Aramco à l’origine de la campagne de l’apocalypse des princes ?

En toile de fond de ce séisme politique, il y aurait des enjeux économiques de taille dont la vente de 5% des actions d’Aramco, et parmi les détenus, figure Ibrahim Assef, membre du Conseil d’administration de ladite firme.

L’analyse de Montacer Ben Cheikh, maître de conférences des universités: « Aramco détient un quart des réserves mondiales de brut, soit bien plus que Shell, Exxon Mobil et Chevron réunies. Les Saoudiens prétendent qu’Aramco vaut 2.000 milliards de dollars. Les analystes financiers, eux, prétendent que l’entreprise vaut plutôt 1.000 milliards de dollars US. Mohamed Bin Salman (MBS) est le vrai dirigeant en Arabie Saoudite et il ne cesse de retarder la date de l’introduction d’Aramco sur les marchés. En fait, ce n’est qu’une preuve de la détérioration des relations entre les États-Unis et l’Arabie Saoudite. La raison est simple : l’Arabie Saoudite a trois choix devant elle pour cette introduction en Bourse :

– Wall Street est le marché qui attire le plus d’argent au monde. Mais c’est un marché soumis à une réglementation rigide. MBS a peur dû geler ses avoirs.

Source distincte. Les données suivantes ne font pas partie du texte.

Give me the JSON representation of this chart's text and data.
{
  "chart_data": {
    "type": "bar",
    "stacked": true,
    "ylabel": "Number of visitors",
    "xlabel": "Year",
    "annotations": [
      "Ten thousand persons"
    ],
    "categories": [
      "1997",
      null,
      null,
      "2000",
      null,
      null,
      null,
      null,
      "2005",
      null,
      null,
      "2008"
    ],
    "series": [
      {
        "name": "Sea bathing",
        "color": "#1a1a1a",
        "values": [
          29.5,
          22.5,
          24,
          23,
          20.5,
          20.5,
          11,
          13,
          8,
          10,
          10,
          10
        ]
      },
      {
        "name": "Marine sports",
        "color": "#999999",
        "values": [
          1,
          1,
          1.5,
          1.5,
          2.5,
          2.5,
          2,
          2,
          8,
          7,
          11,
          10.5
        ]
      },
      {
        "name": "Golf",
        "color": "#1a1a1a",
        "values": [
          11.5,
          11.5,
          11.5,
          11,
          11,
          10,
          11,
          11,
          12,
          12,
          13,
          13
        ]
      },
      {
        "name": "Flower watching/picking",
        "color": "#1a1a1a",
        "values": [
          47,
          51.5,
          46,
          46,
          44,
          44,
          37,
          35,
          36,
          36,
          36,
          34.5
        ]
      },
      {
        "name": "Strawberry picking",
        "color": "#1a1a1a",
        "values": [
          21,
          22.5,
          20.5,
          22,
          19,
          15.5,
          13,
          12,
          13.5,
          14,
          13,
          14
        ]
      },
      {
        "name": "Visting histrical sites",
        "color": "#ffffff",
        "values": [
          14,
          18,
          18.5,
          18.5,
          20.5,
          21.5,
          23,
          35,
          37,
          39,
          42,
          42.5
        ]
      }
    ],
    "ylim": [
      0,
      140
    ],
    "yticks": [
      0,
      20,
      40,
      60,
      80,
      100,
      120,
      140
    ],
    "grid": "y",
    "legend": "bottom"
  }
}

– Londres est un marché qui attire moins de liquidités que Wall Street, mais qui est plus souple sur le plan juridique. Mais le Royaume-Uni est un allié traditionnel des États-Unis. Donc, le risque de voir ses avoirs gelés est pratiquement aussi élevé qu’aux États-Unis, seules les pénalités y sont moins lourdes.

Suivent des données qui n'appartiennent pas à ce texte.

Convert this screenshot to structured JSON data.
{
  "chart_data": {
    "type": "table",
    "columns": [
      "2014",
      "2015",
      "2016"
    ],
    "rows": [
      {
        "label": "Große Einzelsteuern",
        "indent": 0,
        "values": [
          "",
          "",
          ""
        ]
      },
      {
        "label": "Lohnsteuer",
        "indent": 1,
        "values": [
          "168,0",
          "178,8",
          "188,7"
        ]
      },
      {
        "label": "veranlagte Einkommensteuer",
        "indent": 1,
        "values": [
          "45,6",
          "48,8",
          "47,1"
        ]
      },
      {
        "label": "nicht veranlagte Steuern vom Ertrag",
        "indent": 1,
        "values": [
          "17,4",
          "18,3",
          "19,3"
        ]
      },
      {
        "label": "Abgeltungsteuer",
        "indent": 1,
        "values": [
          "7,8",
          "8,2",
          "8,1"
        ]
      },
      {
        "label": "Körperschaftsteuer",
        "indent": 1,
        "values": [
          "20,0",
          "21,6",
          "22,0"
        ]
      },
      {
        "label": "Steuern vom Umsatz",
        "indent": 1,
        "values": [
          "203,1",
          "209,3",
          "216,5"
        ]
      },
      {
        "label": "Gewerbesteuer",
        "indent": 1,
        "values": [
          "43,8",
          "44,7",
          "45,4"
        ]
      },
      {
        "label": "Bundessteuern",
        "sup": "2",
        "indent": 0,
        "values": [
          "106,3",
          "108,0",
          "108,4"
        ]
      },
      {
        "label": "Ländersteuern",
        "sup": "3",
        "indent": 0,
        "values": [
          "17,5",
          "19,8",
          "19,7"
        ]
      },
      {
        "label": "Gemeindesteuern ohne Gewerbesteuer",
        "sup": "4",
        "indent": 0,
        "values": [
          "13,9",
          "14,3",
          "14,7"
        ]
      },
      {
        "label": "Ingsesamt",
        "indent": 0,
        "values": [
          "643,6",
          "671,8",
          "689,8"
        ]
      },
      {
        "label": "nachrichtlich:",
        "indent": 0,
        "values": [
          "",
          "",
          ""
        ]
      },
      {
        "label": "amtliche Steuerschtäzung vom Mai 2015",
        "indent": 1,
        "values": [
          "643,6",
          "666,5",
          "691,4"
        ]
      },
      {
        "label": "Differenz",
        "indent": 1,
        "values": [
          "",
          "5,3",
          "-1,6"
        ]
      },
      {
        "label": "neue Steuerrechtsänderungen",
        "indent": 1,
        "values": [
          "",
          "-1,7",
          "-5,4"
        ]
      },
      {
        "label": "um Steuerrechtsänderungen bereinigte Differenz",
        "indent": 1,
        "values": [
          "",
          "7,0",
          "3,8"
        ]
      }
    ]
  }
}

– Hong-Kong est un marché qui attire moins d’argent que Londres, mais la réglementation y est très souple. Il fut un temps où l’arbitrage des placements saoudiens se faisait entre Wall Street et Londres, mais visiblement les temps ont changé même si MBS finissait par opter pour Wall Street».

Peu de personnes avaient une idée sur la grande purge de Mohamed Ben Salmane. Selon «Al Ahd Al Jadid d’Arabie, 4 personnes étaient seulement au courant de l’opération dont un Emirati. Le nombre d’arrestations dépasse de loin celui annoncé et 200 princes ont été interdits de voyage.

Aux arrestations consécutives a très vite succédé le gel du patrimoine de tous les prévenus. Est-ce pour renflouer un tant soit peu les caisses du Royaume qui a essuyé une défaite inattendue sur les champs de bataille syriens où il a financé à coups de milliards de dollars une guerre fratricide qui a fait de lui, pour la première fois, depuis l’apparition de la manne des hydrocarbures, un pays endetté ? Une guerre dont la conséquence immédiate a été la nécessité de la cession de 5% des parts d’Aramco sur le marché financier international ?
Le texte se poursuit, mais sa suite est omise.